■vol.85 「違い」や「多様性」を認める人権感覚
ふれあい交流センター センター長 藤田 圭二(ふじたけいじ)
10年近く前のことですが、私が小学校の校長をしていた時、全校会礼で「努力のツボ」という話をしたことがあります。それは、「人は生まれながらにして、『努力のツボ』を神様からもらいます。そのツボは、自分には見えず、大きさも人それぞれ違います。人は、努力をいっぱいこのツボに詰め込んでいきます。大きなツボを持っている人は、なかなか成果が見えない場合もありますが、必ずいつか『努力のツボ』がいっぱいになり溢(あふ)れてくるときがあります。その時を信じて、自分のツボにいっぱい努力を詰めていきましょう。『必ず努力は報われます』」という内容の話です。この話を今でも覚えていると言う卒業生が何人かいます。小学生の時に聞いた話なのに、その子たちの心に強く残っていることをうれしく思います。
しかし、現実問題として、努力は必ず報われるのでしょうか。私は、次のようなお二人を知っています。一人目の方は、大企業の正社員でしたが、何らかのトラブルで、退職を余儀なくされ、職を転々としながらも自分の希望する職種への再就職を目指して努力をしていました。しかし、思うようにいかず、だんだんと自分に嫌気がさし、引きこもってしまいました。二人目の方は、中小企業で、毎日こつこつと働き、やっとの思いで家を建てたのですが、災害に遭って、その家に住めなくなり、途方に暮れてしまっています。このお二人には、努力が足らなかったのでしょうか。私は、違うと思います。資本主義社会においては競争原理が働き、ある意味、弱肉強食の世界といえるでしょう。ですから、いくら努力しても報われないと感じている人も多いのではないでしょうか。

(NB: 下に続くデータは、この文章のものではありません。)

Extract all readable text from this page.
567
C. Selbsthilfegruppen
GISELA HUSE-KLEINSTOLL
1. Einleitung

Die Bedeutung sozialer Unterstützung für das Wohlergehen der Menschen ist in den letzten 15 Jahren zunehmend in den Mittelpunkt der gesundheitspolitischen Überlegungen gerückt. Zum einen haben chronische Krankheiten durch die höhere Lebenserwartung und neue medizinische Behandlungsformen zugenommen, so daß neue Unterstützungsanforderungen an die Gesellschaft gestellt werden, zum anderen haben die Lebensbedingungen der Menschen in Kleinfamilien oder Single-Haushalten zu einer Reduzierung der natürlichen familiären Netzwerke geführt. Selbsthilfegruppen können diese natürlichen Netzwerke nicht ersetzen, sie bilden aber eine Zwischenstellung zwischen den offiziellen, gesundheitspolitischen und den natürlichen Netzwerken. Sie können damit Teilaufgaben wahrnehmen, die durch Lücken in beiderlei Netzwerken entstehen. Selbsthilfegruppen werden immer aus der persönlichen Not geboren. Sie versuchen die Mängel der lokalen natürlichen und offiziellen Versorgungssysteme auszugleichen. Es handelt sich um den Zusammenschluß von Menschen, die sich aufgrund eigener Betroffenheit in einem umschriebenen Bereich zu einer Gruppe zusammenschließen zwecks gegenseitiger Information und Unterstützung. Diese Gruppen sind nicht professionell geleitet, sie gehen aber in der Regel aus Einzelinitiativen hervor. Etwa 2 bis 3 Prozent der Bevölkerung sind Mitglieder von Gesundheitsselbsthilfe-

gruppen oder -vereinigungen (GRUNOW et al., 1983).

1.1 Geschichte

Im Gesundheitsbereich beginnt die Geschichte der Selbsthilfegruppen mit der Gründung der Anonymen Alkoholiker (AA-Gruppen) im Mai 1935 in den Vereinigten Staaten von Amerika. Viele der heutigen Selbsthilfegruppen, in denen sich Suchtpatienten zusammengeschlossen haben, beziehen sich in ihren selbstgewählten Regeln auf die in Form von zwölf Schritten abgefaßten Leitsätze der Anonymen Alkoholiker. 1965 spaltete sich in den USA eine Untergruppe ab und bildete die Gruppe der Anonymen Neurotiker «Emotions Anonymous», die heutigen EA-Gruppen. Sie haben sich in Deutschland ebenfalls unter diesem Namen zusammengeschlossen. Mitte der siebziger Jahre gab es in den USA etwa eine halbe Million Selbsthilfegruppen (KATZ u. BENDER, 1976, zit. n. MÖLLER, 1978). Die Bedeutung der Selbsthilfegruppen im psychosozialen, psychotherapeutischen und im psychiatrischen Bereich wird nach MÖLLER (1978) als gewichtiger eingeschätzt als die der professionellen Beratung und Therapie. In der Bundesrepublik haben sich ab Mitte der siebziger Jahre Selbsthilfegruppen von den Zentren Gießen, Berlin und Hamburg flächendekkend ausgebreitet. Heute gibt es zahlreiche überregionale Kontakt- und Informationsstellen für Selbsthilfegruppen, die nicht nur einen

弱者に優しい社会は、本当の意味において、成熟した社会・国家だと思いますが、今の日本は、そして、私たち一人一人はどうでしょうか。もちろん、人の幸せは十人十色でさまざまです。ある人が幸せと思う出来事が、他の人にとってはそのように感じないこともあるでしょう。しかし、私たち一人一人は、幸福感の違いや多様性を認めつつ、それぞれの幸福を味わうために挑戦し続ける権利を持っています。人生において、挑戦する機会の平等は保障されるべきです。そして、努力が報われる社会を我々の手で作り上げていくと同時に、なかなか努力が報われないと感じている人たちとも支え合い、「違いや多様性」が大切にされる日がやってくることを願っています。